Thursday, January 26, 2012

Cooking Carrot Cake Like It's The Seventies

Carrot Cake Cupcake (Unwrapped)

Carrot Cake is delicious and tasty, and my thoughts on this subject clearly mean I was born in the wrong decade. Except, like fashion, food fads come around. And sure, red velvet cake may be the popular one right now, but hey, carrots are way more awesome than chocolate (okay, maybe they aren't) and you still get the cream cheese frosting!

But that's beside the point. Or maybe it is the point. I'm not quite sure. What I do know, however, is that I've made this carrot cake three times in the past month. THREE. I didn't even have the recipe with me the third time. That's how easy it is! It also means I have no idea where I originally got these proportions from, since I kind of just looked for a recipe that used the ingredients that I believed went into carrot cake, and went from there.

What prompted this carrot cake madness? Gorgeous carrots of course! Except they weren't all that pretty the third time. In case you were wondering, which you probably weren't, the carrots I used in Tehran were way more orange than the ones I picked up at a Schnuck's in St. Louis last week. But regardless of just how orange the carrots are, the cakes were tasty both places. The only time the cake, in my opinion, turned out less than stellar was when I cooked it in the form of a tube cake at my grandparent's garden house. Right before I was about to pour the batter into the pan, I thought it looked off, and realized I'd forgotten the oil. Adding oil at the last step meant overstirring the cake, bringing out the sticky property of gluten - not something you want in a tender cake. But, everybody still loved the cake, or at least they pretended to. All-in-all, I ended up giving four people the recipe for this cake while I was there. It'll be interesting to find out if any of them ever actually make it.

Carrot Cake Cupcake
Simple Carrot Cake
Note: This cake can make 2 9" cake rounds, or probably somewhere around 24 cupcakes, or a bundt cake, or a sheet cake. The cooking instructions below are for cupcakes.

2 cups all-purpose flour
2 teaspoons baking soda
2 teaspoons cinnamon
1 teaspoon ground ginger (alternately, you can use 2 teaspoons of fresh grated ginger)
1/2 teaspoon ground nutmeg
1/2 teaspoon salt
2 cups granulated sugar
4 eggs
1 cup canola oil
4 cups grated carrot (about 5-6 average-sized carrots)
1 cup raisins (or chopped, toasted walnuts), optional

Preheat the oven to 350ºF (180ºC). Line a cupcake pan with 12 liners. If you have 2 pans, line both, otherwise you'll need to bake them in two batches.

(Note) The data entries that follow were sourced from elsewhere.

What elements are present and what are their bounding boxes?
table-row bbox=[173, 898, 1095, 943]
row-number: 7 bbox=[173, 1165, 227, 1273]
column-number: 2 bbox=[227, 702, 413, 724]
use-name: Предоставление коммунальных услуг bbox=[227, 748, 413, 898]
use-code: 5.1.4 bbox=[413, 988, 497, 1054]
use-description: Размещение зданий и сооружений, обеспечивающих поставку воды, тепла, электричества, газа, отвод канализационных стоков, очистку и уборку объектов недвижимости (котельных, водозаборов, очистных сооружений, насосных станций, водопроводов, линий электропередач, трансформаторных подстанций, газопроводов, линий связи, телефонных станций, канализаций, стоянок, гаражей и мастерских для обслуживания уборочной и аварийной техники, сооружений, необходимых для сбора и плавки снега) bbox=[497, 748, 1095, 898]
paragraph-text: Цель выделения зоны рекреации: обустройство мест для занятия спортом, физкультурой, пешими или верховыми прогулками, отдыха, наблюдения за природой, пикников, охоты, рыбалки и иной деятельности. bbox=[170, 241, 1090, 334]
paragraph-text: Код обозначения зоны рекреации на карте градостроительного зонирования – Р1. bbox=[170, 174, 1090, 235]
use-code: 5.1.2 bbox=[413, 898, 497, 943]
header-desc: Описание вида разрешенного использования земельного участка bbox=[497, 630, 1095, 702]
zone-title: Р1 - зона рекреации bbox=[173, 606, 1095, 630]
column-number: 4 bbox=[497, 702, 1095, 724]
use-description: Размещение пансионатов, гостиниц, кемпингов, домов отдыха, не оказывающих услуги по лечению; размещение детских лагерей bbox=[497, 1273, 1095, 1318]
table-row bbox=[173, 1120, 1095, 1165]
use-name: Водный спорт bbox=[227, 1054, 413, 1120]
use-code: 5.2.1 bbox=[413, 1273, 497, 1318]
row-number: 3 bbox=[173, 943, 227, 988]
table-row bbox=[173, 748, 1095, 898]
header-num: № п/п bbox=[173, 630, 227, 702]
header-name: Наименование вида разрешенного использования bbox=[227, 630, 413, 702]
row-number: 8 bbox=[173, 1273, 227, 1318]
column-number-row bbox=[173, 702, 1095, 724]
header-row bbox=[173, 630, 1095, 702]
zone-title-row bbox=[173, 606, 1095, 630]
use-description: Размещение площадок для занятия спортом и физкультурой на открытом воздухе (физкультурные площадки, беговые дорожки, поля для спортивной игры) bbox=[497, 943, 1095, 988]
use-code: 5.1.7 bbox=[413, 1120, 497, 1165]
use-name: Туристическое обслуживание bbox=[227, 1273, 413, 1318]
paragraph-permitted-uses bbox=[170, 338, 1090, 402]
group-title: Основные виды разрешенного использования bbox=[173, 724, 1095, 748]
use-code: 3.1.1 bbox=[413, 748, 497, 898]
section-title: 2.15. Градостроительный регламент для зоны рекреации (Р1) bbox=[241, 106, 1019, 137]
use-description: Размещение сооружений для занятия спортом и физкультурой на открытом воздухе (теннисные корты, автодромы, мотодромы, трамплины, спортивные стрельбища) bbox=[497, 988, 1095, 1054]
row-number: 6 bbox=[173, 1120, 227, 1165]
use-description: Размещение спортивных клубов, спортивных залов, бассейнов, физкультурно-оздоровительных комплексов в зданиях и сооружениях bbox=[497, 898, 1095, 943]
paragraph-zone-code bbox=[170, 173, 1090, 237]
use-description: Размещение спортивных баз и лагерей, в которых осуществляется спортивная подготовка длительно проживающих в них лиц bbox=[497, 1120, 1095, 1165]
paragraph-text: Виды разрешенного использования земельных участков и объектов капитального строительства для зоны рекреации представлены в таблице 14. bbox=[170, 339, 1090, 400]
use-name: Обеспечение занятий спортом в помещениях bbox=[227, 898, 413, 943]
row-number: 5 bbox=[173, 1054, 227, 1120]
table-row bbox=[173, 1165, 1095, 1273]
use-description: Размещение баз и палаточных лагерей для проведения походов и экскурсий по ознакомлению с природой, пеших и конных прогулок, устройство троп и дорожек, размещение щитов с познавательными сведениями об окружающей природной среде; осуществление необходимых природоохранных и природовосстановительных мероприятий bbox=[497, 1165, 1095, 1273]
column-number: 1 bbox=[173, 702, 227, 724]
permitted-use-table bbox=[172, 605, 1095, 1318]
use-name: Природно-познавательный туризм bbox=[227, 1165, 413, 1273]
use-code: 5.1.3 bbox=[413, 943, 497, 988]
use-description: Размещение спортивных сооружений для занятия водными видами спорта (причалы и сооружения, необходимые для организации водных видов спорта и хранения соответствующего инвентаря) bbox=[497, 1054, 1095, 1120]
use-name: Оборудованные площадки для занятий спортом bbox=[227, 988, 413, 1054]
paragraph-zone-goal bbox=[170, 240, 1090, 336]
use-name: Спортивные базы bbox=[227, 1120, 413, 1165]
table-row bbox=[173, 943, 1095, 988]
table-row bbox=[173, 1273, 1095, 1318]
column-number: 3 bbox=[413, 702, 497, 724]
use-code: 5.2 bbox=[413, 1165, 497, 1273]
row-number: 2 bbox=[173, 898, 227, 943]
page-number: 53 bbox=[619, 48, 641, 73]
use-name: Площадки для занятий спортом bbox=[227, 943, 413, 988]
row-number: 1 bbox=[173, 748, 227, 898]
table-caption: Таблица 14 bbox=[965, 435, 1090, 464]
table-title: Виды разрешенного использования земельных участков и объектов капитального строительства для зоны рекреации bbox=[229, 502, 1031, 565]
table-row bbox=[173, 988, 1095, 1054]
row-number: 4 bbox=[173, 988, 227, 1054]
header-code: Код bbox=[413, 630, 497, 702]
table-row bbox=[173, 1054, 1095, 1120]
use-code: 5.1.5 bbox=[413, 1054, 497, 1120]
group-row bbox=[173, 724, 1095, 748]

In a small bowl, whisk together the all-purpose flour, baking soda, cinnamon, ginger, nutmeg, and salt. Set aside.

In a large bowl, whisk together the sugar and eggs until pale and thick. Whisk in the canola oil.

Add the flour mixture to the wet ingredients, and with a spatula or wooden spoon, stir until just almost combined. Add the carrots and raisins or walnuts, if using and stir until all the flour is moistened.

Fill the lined muffin cups about 2/3 full of batter. Bake for 15-20 minutes, or until the tops spring back when lightly touched. Remove from oven and let cool for 5 minutes before transferring to a wire rack to cool completely.

Once cool you can top them with cream cheese frosting, if desired. See recipe below or use your favorite cream cheese frosting recipe.

Cream Cheese Frosting

8 ounces (1 package) cream cheese, softened
4 ounces (1 stick) butter, softened
1/2 teaspoon salt
1 teaspoon vanilla extract
1 cup powder sugar, or to taste

Beat together cream cheese and butter until smooth and fluffy. Beat in salt and vanilla extract. Slowly add powdered sugar and beat to incorporate.